Here is a more specific definition contributed from a someone in the EEC-EFI mailing list: "EXHAUST_PULSE_DELAY is the time between when the injector
pulse width is calculated in the EEC (*not* when the injector
is fired), to when that pulse ends up reliably sensed at the HEGO
sensor. This is used to predict when the O2 signal will cross so
it can get the correct amplitude and bias results."

From an EEC Tuner user point of view, longer headers mean larger values in the table. Conceivably, changing the injector timing table could also have any effect here (I would presume only a negligible one though < 1).

RPM
Load (VE) 700 900 1950 3000
0.05 (5%) 10 10 10 10
0.10 (10% 10 10 10 10
0.20 (20%) 10 10 10 10
0.30 (30%) 10 10 10 10
0.40 (40%) 10 10 10 10
0.50 (50%) 10 10 10 10
0.60 (60%) 10 10 10 10
0.75 (75%) 10 10 10 10



HEGO_AMPLITUDE
Description taken from an EEC-EFI mailing list contributor:
" HEGO_AMPLITUDE is the desired amplitude of the O2 dither signal. This is modified primarily for emissions - it is set up to optimize the catalytic converter performance. A certain minimum is required to maintain the system in a limit cycle oscillation."

RPM
Load (VE) 700 900 1950 3000
0.05 (5%) 0.0332031 0.0332031 0.0332031 0.0332031
0.10 (10% 0.0332031 0.0332031 0.0332031 0.0332031
0.20 (20%) 0.0332031 0.0332031 0.0332031 0.0332031
0.30 (30%) 0.0332031 0.0332031 0.0332031 0.0332031
0.40 (40%) 0.0332031 0.0332031 0.0332031 0.0332031
0.50 (50%) 0.0332031 0.0332031 0.0332031 0.0332031
0.60 (60%) 0.0332031 0.0332031 0.0332031 0.0332031
0.75 (75%) 0.0332031 0.0332031 0.0332031 0.0332031


HEGO_BIAS

Description taken from an EEC-EFI mailing list contributor:
"The HEGO_BIAS allows the averaged air-fuel ratio to be shifted slightly rich or slightly lean. This makes virtually no difference in power but it has a huge impact on emissions. This is used to adjust the CO-HC vs NOx balance on the emissions test cycle.
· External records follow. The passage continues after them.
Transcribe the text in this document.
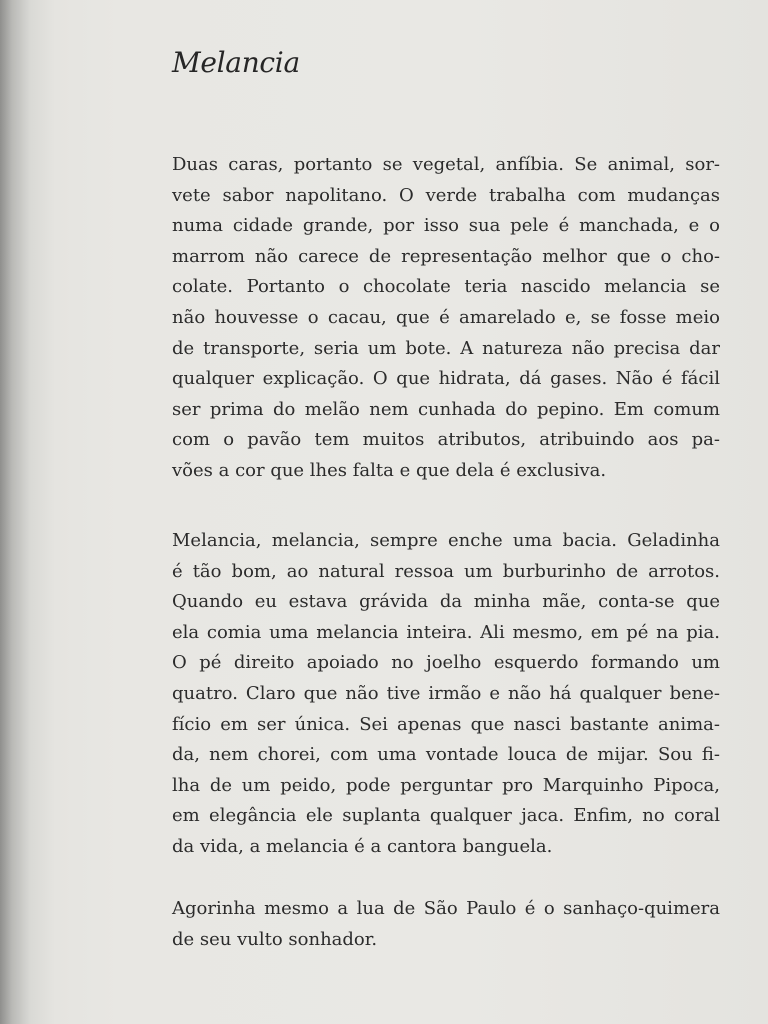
Melancia

Duas caras, portanto se vegetal, anfíbia. Se animal, sor-
vete sabor napolitano. O verde trabalha com mudanças
numa cidade grande, por isso sua pele é manchada, e o
marrom não carece de representação melhor que o cho-
colate. Portanto o chocolate teria nascido melancia se
não houvesse o cacau, que é amarelado e, se fosse meio
de transporte, seria um bote. A natureza não precisa dar
qualquer explicação. O que hidrata, dá gases. Não é fácil
ser prima do melão nem cunhada do pepino. Em comum
com o pavão tem muitos atributos, atribuindo aos pa-
vões a cor que lhes falta e que dela é exclusiva.

Melancia, melancia, sempre enche uma bacia. Geladinha
é tão bom, ao natural ressoa um burburinho de arrotos.
Quando eu estava grávida da minha mãe, conta-se que
ela comia uma melancia inteira. Ali mesmo, em pé na pia.
O pé direito apoiado no joelho esquerdo formando um
quatro. Claro que não tive irmão e não há qualquer bene-
fício em ser única. Sei apenas que nasci bastante anima-
da, nem chorei, com uma vontade louca de mijar. Sou fi-
lha de um peido, pode perguntar pro Marquinho Pipoca,
em elegância ele suplanta qualquer jaca. Enfim, no coral
da vida, a melancia é a cantora banguela.

Agorinha mesmo a lua de São Paulo é o sanhaço-quimera
de seu vulto sonhador.
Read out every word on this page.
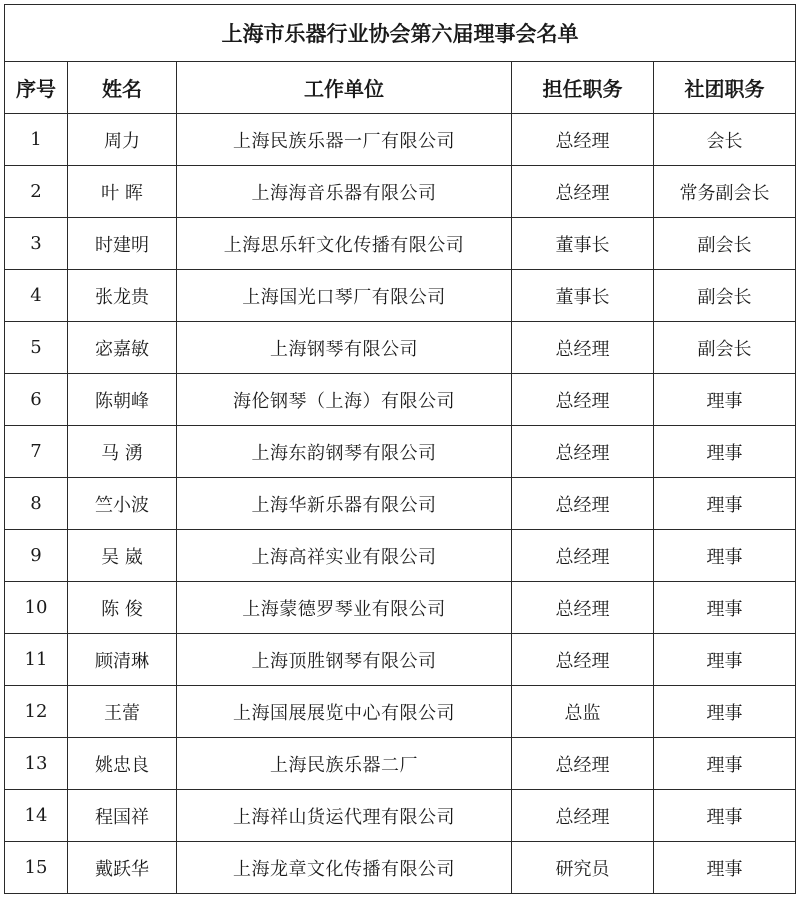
上海市乐器行业协会第六届理事会名单				
序号	姓名	工作单位	担任职务	社团职务
1	周力	上海民族乐器一厂有限公司	总经理	会长
2	叶 晖	上海海音乐器有限公司	总经理	常务副会长
3	时建明	上海思乐轩文化传播有限公司	董事长	副会长
4	张龙贵	上海国光口琴厂有限公司	董事长	副会长
5	宓嘉敏	上海钢琴有限公司	总经理	副会长
6	陈朝峰	海伦钢琴（上海）有限公司	总经理	理事
7	马 湧	上海东韵钢琴有限公司	总经理	理事
8	竺小波	上海华新乐器有限公司	总经理	理事
9	吴 崴	上海高祥实业有限公司	总经理	理事
10	陈 俊	上海蒙德罗琴业有限公司	总经理	理事
11	顾清琳	上海顶胜钢琴有限公司	总经理	理事
12	王蕾	上海国展展览中心有限公司	总监	理事
13	姚忠良	上海民族乐器二厂	总经理	理事
14	程国祥	上海祥山货运代理有限公司	总经理	理事
15	戴跃华	上海龙章文化传播有限公司	研究员	理事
A rich mixture will lower NOx but raise CO, a lean mixture will do the opposite."

RPM
Load (VE) 700 900 1950 3000
0.05 (5%) 0 0.00683594 0.00683594 0.00683594
0.10 (10% 0 0.00195312 0.00195312 0.00195312
0.20 (20%) 0 0 0 0
0.30 (30%) 0 0.123047 0.123047 0.123047
0.40 (40%) 0 0.123047 0.123047 0.123047
0.50 (50%) 0.123047 0.121094 0.121094 0.121094
0.60 (60%) 0.123047 0.119141 0.119141 0.119141
0.75 (75%) 0.117188 0.117188 0.117188 0.117188


END

show me an after market ECU that can doo all of that. better yet show me one that can it and only cost the 700 to $1000 that the tunner is likly to cost.

by the way all of that is only a small portion of what i found and only some of the things the eec does and takes into acount

i have a Autronic ECU in my race car.
i wired it up myself in a few hours, its not that hard. although i sent it to JPC for the tuning.
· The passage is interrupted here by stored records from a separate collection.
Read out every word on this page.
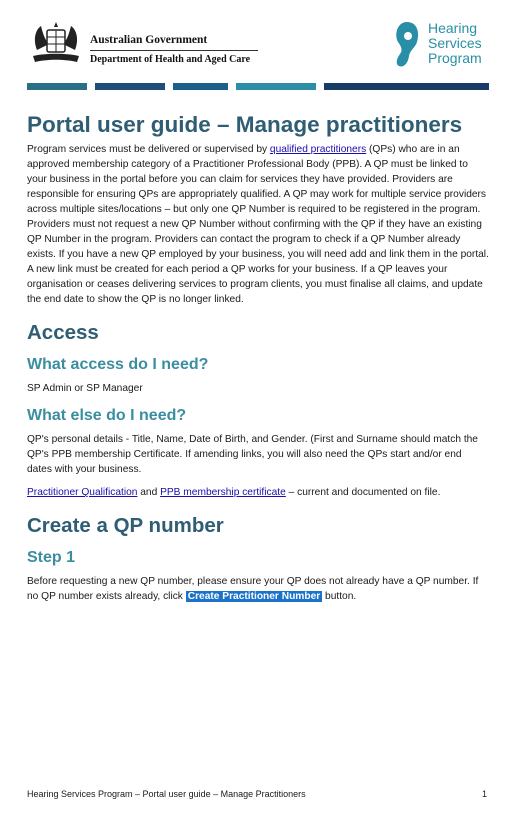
Australian Government
Department of Health and Aged Care
Hearing
Services
Program
Portal user guide – Manage practitioners

Program services must be delivered or supervised by qualified practitioners (QPs) who are in an approved membership category of a Practitioner Professional Body (PPB). A QP must be linked to your business in the portal before you can claim for services they have provided. Providers are responsible for ensuring QPs are appropriately qualified. A QP may work for multiple service providers across multiple sites/locations – but only one QP Number is required to be registered in the program. Providers must not request a new QP Number without confirming with the QP if they have an existing QP Number in the program. Providers can contact the program to check if a QP Number already exists. If you have a new QP employed by your business, you will need add and link them in the portal. A new link must be created for each period a QP works for your business. If a QP leaves your organisation or ceases delivering services to program clients, you must finalise all claims, and update the end date to show the QP is no longer linked.

Access
What access do I need?

SP Admin or SP Manager

What else do I need?

QP's personal details - Title, Name, Date of Birth, and Gender. (First and Surname should match the QP's PPB membership Certificate. If amending links, you will also need the QPs start and/or end dates with your business.

Practitioner Qualification and PPB membership certificate – current and documented on file.

Create a QP number
Step 1

Before requesting a new QP number, please ensure your QP does not already have a QP number. If no QP number exists already, click Create Practitioner Number button.

Hearing Services Program – Portal user guide – Manage Practitioners	1
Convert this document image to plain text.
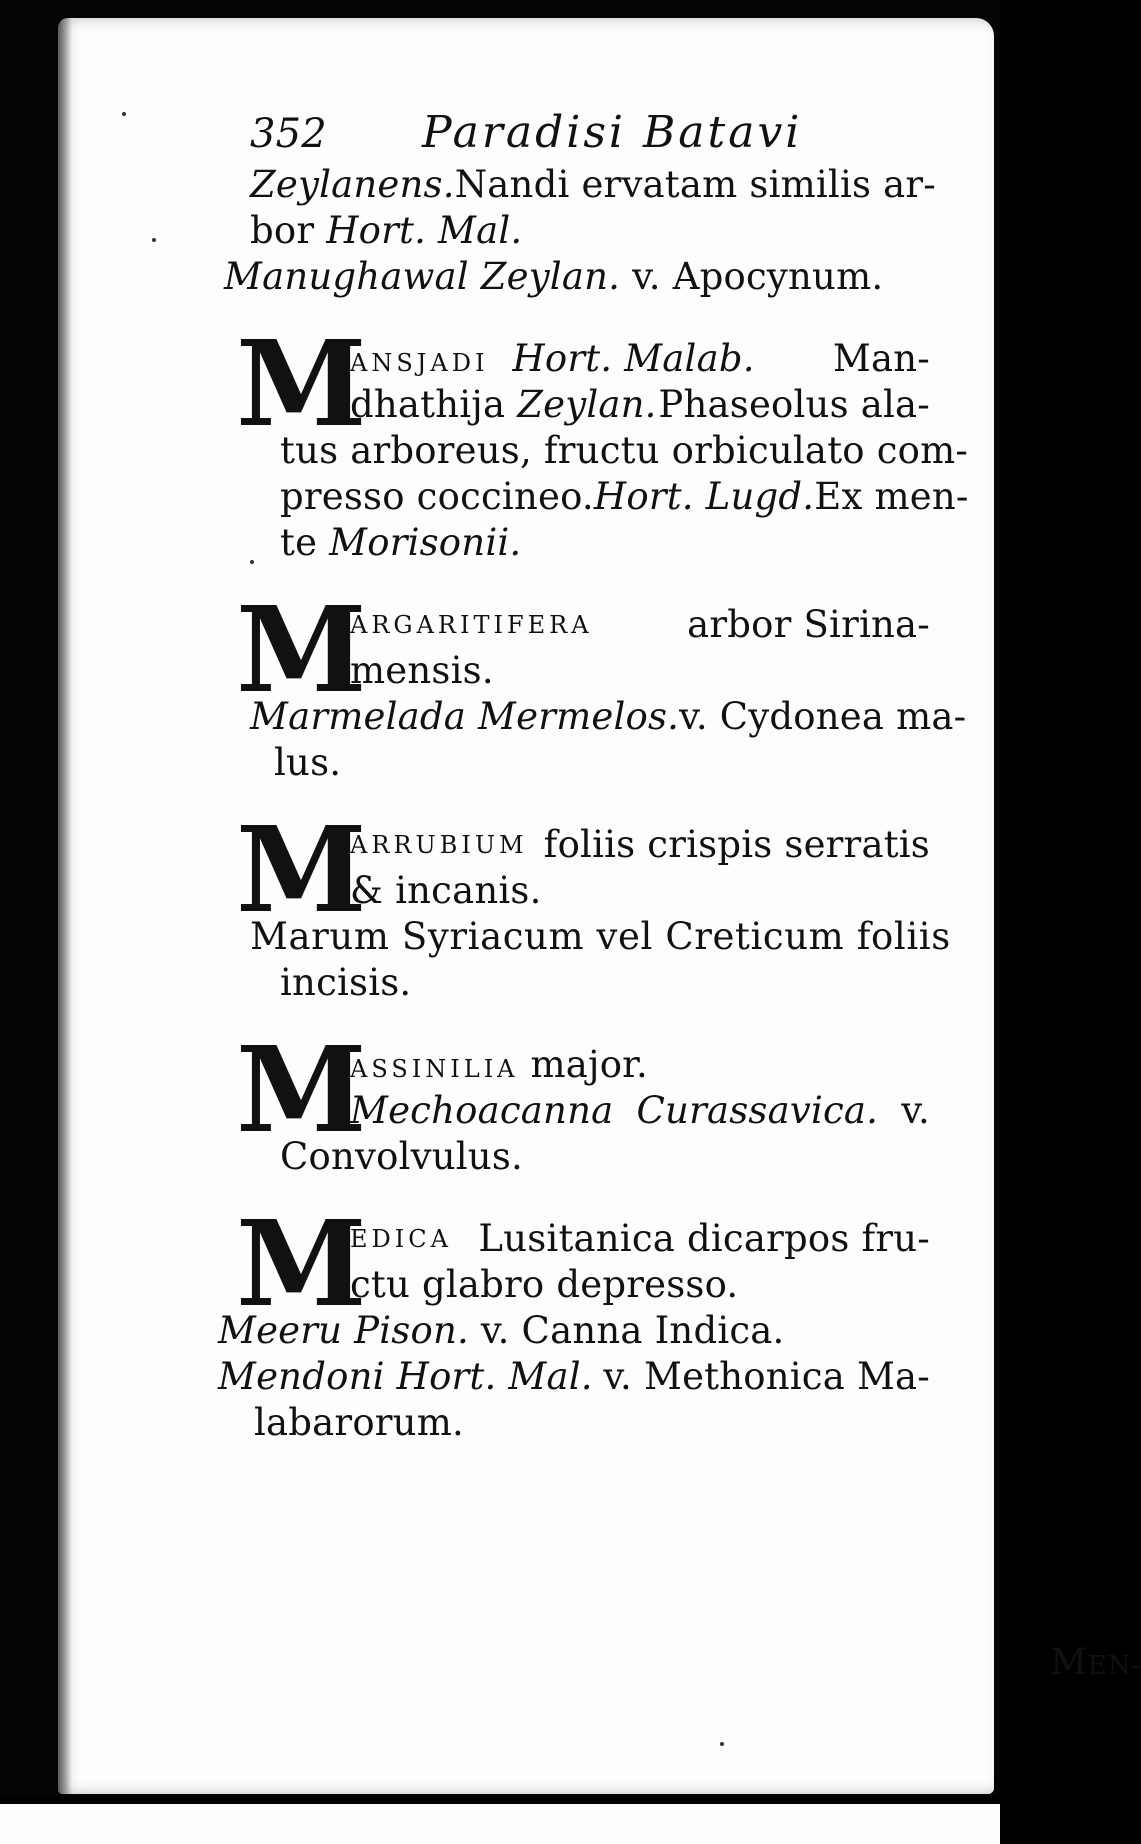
352 Paradisi Batavi
Zeylanens. Nandi ervatam similis ar-
bor Hort. Mal.
Manughawal Zeylan. v. Apocynum.
M
ANSJADI Hort. Malab. Man-
dhathija Zeylan. Phaseolus ala-
tus arboreus, fructu orbiculato com-
presso coccineo.Hort. Lugd. Ex men-
te Morisonii.
M
ARGARITIFERA	arbor Sirina-
mensis.
Marmelada Mermelos. v. Cydonea ma-
lus.
M
ARRUBIUM foliis crispis serratis
& incanis.
Marum Syriacum vel Creticum foliis
incisis.
M
ASSINILIA major.
Mechoacanna Curassavica. v.
Convolvulus.
M
EDICA Lusitanica dicarpos fru-
ctu glabro depresso.
Meeru Pison. v. Canna Indica.
Mendoni Hort. Mal. v. Methonica Ma-
labarorum.
MEN-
tickfor_6: I found that info too. I think it's from the EECIV from a V8 Mustang.
EECV is supposed to be alot more advanced and for I6 it uses a MAP so will have some different tables to control that.
Really I see only 2 disadvantages with the standard ECU

1) No Data logging. -Not a problem for me I use the vehicle datalogger!
2) No Realtime tuning - Will make dyno tuning slow. But no worse than a Stinger and you already have a REALLY good basemap.

yeah that one is for the A9L mustang eecIV

it gives a good idea of what to expect when we get the ability to tune our own aussie EECs

and it does show just how lacking the aftermarket ECUs are

thats good info thanks and i tried looking for that stuff for half hour and count not find it thanks

well i will be sold on the standard computer tuner if they can make it to tune in real time it would be awsome

The MSII is a versitile low cost solution (for those with electronic construction experience) with some tuning experience. It is very adaptable.

An alternative woth considering would be the TWEECER RT - http://www.tweecer.com/ It is available with logging capability, and interfaces to a number of original Ford ECU's, but has the ability fo modify the fuel & spark mappings (plus a bunch of other stuff).

Dave

Just not many EEC's here Dave, unfortunately
Mainly EB-ED V8's, however supposedly a select few 6 cylinder EEC's are supported.

i think there should be a new update to this thread.

alot has changed lately and most of the ECUs you don't have to pay extra for looms and the like.